Data Quality is a complex set of overlapping concerns. It is easy to spend a lot of time on "improving data" and not achieving much. So What can be done to focus work to improve data quality?
First, look at the sources of data. If there is more than one source compare and contrast the datasets for omissions/inaccuracies.
Second, don't start without a plan you need to measure the data quality BEFORE you start to track improvements.
What can be measured on any dataset that can give us a view into data quality?
We use the 4Cs approach developed internally and used over a number of years. It is based on strong mathematical foundations. We need to measure
Completeness
Correctness
Consistency
Coherence
What do we mean?Â
Completeness -For the data, if we know that the actual an estimated size for the dataset we can report how much we have: completeness. For open datasets, we can add time intervals and say we have 100% of the data for last weeks sensors logs,
Correctness -we can apply a check to each data element that tells us if data is correct. This can be a yes / no binary decision or a confidence interval that we define. E.g. 96% of the data we have for imaging crops includes GPS locations within the area of interest (e.g. a field on a farm)
Consistency - We can look at the data we have and apply internal validations e.g. 145 of 149 Addresses we hold of offices in the UK have a valid postcode, a street name, town and number.
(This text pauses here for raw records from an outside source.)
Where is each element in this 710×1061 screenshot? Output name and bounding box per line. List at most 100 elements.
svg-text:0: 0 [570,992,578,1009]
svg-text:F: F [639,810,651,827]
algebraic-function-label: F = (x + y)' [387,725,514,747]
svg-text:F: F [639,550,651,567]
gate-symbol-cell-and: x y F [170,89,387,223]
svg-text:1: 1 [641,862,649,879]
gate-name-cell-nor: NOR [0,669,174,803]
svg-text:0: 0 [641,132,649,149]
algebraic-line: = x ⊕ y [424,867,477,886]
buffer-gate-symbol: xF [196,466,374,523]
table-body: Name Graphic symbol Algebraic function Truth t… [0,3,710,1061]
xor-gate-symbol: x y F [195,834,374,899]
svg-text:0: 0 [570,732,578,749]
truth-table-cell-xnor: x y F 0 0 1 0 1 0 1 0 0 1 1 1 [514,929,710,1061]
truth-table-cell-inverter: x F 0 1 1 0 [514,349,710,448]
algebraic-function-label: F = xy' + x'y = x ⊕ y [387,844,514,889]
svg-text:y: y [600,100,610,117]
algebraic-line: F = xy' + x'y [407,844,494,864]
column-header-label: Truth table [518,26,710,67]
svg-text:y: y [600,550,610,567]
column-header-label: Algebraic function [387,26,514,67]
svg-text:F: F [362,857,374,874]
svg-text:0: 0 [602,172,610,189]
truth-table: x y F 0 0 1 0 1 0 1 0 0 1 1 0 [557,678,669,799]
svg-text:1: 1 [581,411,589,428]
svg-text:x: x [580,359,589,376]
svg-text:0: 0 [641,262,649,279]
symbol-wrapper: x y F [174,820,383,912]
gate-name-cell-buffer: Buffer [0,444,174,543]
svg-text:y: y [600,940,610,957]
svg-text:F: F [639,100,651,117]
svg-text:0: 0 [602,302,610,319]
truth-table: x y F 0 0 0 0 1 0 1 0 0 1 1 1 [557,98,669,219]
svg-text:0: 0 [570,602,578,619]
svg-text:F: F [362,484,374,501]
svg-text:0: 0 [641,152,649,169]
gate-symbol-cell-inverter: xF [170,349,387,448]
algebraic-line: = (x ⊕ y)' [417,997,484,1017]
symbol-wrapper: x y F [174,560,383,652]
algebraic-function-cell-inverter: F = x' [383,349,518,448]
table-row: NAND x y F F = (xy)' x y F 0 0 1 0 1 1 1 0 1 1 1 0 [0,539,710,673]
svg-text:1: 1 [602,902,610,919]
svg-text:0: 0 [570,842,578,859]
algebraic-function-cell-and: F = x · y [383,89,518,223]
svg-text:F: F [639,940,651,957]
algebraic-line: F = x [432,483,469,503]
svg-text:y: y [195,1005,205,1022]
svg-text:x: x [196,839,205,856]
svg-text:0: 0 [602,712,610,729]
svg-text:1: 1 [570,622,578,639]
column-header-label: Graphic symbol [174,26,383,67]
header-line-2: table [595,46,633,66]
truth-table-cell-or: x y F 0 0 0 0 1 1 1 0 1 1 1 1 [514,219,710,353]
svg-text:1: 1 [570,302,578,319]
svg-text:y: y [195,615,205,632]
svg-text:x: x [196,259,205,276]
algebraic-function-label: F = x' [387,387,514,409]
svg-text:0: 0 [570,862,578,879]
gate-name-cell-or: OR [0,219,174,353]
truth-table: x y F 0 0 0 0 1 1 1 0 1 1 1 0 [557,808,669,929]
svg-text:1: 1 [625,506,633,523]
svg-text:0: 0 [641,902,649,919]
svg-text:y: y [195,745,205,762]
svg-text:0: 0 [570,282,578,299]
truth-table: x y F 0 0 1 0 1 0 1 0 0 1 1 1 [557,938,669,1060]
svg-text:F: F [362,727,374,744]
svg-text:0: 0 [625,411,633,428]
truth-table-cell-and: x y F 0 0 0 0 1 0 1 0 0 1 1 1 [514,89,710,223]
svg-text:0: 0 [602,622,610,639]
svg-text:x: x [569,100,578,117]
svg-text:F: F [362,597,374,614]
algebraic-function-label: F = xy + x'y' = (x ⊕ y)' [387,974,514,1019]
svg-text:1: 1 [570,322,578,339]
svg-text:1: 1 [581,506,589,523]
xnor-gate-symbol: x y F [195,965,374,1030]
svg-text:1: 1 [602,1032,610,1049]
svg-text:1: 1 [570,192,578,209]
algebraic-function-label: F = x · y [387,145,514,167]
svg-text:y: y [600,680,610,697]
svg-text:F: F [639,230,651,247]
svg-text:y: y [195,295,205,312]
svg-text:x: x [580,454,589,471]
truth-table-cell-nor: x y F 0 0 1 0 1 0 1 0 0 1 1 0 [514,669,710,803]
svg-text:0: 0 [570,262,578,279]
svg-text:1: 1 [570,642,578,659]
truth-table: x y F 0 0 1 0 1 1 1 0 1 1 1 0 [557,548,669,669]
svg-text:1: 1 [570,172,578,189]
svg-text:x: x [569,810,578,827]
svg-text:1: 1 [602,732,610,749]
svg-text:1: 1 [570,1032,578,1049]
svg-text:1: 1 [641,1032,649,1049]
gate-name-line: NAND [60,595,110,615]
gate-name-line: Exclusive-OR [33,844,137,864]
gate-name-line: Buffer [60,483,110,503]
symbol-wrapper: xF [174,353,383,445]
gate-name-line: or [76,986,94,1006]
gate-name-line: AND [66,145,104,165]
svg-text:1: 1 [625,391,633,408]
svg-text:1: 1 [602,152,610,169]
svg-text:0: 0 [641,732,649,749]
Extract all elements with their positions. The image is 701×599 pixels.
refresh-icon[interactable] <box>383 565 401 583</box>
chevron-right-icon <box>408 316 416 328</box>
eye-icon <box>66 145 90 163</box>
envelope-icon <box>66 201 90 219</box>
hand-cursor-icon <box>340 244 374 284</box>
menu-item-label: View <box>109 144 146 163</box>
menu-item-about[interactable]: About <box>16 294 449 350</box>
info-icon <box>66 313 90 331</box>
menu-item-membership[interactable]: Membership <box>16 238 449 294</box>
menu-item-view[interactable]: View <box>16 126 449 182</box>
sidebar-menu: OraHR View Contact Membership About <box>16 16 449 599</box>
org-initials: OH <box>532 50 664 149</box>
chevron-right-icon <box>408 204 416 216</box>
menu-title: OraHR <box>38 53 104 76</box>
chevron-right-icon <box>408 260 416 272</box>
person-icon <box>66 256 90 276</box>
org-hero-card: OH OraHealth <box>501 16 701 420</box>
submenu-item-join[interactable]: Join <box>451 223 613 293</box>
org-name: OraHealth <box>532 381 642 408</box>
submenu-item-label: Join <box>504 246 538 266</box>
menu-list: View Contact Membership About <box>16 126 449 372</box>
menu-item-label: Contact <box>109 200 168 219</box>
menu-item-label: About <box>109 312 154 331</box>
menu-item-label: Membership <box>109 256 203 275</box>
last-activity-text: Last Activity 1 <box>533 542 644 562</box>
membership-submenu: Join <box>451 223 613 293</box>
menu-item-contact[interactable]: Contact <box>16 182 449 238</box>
Coherence - The datasets must tell the same story, for example, looking at hard drive temperatures reported by units in a datacentre we may get temperature reported in different units making the dataset logically inconsistent. Further coherence concerns may come from devices reporting their temperature as hotter than that of the sun where the low-level data from the drive has not been correctly processed or a bug in the drive's firmware.